La CGE chiarisce quando la reperibilità è orario di lavoro

di Redazione

La Corte di Giustizia Europea, con sentenza del 9 marzo 2021 (causa C-344/19), ha stabilito che rientra nella nozione di “orario di lavoro”, ai sensi della Direttiva 2003/88, la totalità dei periodi di guardia o prontezza, ivi compresi quelli in regime di reperibilità, nel corso dei quali i vincoli imposti al lavoratore siano di natura tale da pregiudicare in modo oggettivo e assai significativo la facoltà, per quest’ultimo, di gestire liberamente, nel corso dei periodi in

questione, il tempo durante il quale i suoi servizi professionali non sono richiesti e di dedicare questo tempo ai propri interessi. Viceversa, qualora i vincoli imposti al lavoratore nel corso di un periodo di guardia o prontezza determinato non raggiungano un siffatto grado di intensità e gli permettano di gestire il proprio tempo e di dedicarsi ai propri interessi senza limitazioni significative, soltanto il tempo connesso alla prestazione di lavoro che viene, se del caso, effettivamente realizzata nel corso di un periodo siffatto costituisce “orario di lavoro”.

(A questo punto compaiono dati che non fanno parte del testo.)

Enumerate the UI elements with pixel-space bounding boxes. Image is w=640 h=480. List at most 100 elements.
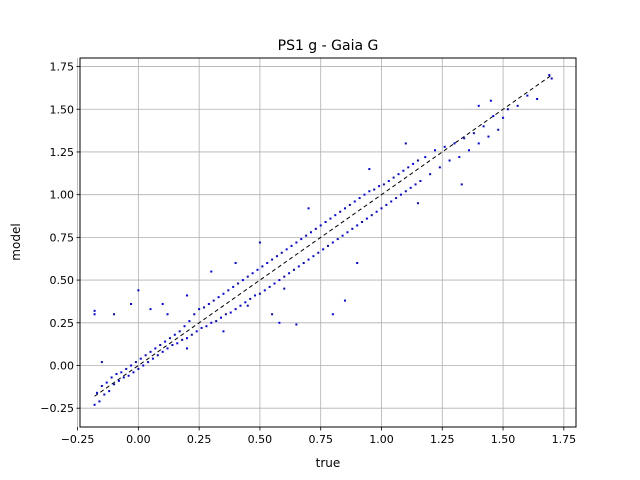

Pertanto, al fine di stabilire se la reperibilità rientri nell’orario di lavoro, è necessario effettuare una valutazione globale dell’insieme delle circostanze del caso di specie –

segnatamente, delle conseguenze di un termine assegnato e, eventualmente, della frequenza media di intervento nel corso di tale periodo – per valutare se i vincoli imposti al lavoratore siano di natura tale da pregiudicare in modo oggettivo e assai significativo la facoltà di gestire liberamente, nel corso dello stesso periodo, il tempo durante il quale i suoi servizi

professionali non sono richiesti.

Alla luce di ciò, relativamente al caso di specie, sollevato da un pompiere tedesco che chiedeva di vedere riconosciuti i periodi di reperibilità alla pari del normale orario di lavoro, con diritto alla corresponsione della relativa retribuzione, la Corte dichiara non fondata la domanda, sia per il numero esiguo degli interventi effettuati durante la reperibilità, sia per il termine per raggiungere il luogo di lavoro, pari a 20 minuti, ritenuto congruo, anche alla luce della possibilità di utilizzo del veicolo di servizio messo a disposizione dal datore, che

beneficia dei diritti di precedenza in deroga al Codice della strada.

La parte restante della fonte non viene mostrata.